Como
Portugal passou de país estável à 3ª eleição em 3 anos, em meio a acusações de
corrupção
Pela
terceira vez em três anos, Portugal se prepara para ir
novamente às urnas nas eleições legislativas, que acontecem no próximo domingo
(18/5).
O
pleito ocorre antecipadamente, depois da queda do primeiro-ministro, Luís
Montenegro, motivada por um escândalo envolvendo uma empresa de consultoria de
propriedade de sua família, o que provocou acusações de conflito de interesse.
A
polêmica, que culminou com a queda da Alternativa Democrática, uma coalizão
formada pelo Partido Social Democrata (PSD) e o Centro Democrático Social (CDS)

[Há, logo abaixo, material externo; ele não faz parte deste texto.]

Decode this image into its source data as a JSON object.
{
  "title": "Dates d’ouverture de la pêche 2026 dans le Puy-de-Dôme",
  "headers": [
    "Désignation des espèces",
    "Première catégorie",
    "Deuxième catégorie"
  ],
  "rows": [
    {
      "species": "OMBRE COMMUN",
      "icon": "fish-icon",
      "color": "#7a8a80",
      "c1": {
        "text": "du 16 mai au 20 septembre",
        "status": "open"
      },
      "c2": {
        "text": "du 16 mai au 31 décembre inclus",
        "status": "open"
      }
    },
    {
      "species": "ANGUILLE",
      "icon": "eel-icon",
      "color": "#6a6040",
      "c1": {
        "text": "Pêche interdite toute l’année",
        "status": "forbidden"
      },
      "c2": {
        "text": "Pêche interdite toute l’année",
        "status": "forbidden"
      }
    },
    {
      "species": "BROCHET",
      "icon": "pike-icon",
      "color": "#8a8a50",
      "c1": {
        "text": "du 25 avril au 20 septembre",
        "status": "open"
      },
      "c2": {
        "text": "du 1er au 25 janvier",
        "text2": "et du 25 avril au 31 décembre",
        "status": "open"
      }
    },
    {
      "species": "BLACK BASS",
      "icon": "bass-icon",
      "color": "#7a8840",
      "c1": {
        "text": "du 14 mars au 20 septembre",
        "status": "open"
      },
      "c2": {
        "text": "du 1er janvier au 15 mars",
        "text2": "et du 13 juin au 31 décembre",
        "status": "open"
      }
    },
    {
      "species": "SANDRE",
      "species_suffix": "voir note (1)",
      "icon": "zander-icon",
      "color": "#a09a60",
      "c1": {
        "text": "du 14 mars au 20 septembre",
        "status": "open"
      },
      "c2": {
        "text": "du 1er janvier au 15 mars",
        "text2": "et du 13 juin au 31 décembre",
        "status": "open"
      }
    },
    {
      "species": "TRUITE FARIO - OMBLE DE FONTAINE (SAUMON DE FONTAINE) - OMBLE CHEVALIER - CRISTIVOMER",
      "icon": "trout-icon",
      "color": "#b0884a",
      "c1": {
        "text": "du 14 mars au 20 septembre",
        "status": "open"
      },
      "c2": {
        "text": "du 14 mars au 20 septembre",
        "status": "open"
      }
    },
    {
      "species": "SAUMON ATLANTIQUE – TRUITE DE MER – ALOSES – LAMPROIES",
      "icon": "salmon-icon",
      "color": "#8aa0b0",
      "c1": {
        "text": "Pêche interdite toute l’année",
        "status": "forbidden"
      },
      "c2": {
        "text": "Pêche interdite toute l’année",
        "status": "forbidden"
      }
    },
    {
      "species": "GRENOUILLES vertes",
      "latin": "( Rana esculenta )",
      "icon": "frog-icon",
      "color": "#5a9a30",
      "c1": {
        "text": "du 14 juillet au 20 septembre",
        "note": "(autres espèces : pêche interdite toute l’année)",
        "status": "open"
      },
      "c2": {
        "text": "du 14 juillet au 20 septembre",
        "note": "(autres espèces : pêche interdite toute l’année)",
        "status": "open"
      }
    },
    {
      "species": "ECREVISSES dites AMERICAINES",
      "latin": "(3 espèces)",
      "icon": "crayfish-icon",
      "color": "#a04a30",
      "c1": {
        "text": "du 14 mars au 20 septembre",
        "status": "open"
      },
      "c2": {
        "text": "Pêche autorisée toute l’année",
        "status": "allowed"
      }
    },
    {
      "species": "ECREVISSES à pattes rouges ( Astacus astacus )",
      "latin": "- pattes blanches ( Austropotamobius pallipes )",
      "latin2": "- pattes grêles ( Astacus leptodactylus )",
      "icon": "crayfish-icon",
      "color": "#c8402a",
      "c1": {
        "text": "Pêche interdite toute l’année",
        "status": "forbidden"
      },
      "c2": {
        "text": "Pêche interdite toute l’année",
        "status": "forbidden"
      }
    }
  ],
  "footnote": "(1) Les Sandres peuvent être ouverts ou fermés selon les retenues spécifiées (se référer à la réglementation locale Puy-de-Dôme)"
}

começou em fevereiro, quando o caso se tornou público.
A
imprensa portuguesa noticiou que o primeiro-ministro tinha uma empresa de
consultoria empresarial, viticultura, seguros e negócios imobiliários. A
Spinumviva foi fundada por Montenegro e sua família em 2021, quando ele não
ocupava nenhum cargo político.
Em
junho de 2022, após ser eleito presidente do PSD, Montenegro vendeu suas ações
na empresa à sua mulher e aos seus dois filhos. Com esta transação, Montenegro
pretendia evitar um potencial conflito de interesses. No entanto, segundo o
Código Civil português, a transação seria nula, já que Montenegro é casado em
regime de comunhão de bens e, por isso, o que pertence à esposa também pertence
a ele.
Um dos
principais clientes da empresa é a Solverde, um grupo hoteleiro e de casinos
que paga à Spinumviva uma mensalidade de 4.500 euros (R$ 28.607), para o qual
Montenegro trabalhou como advogado antes de ser eleito presidente do PSD.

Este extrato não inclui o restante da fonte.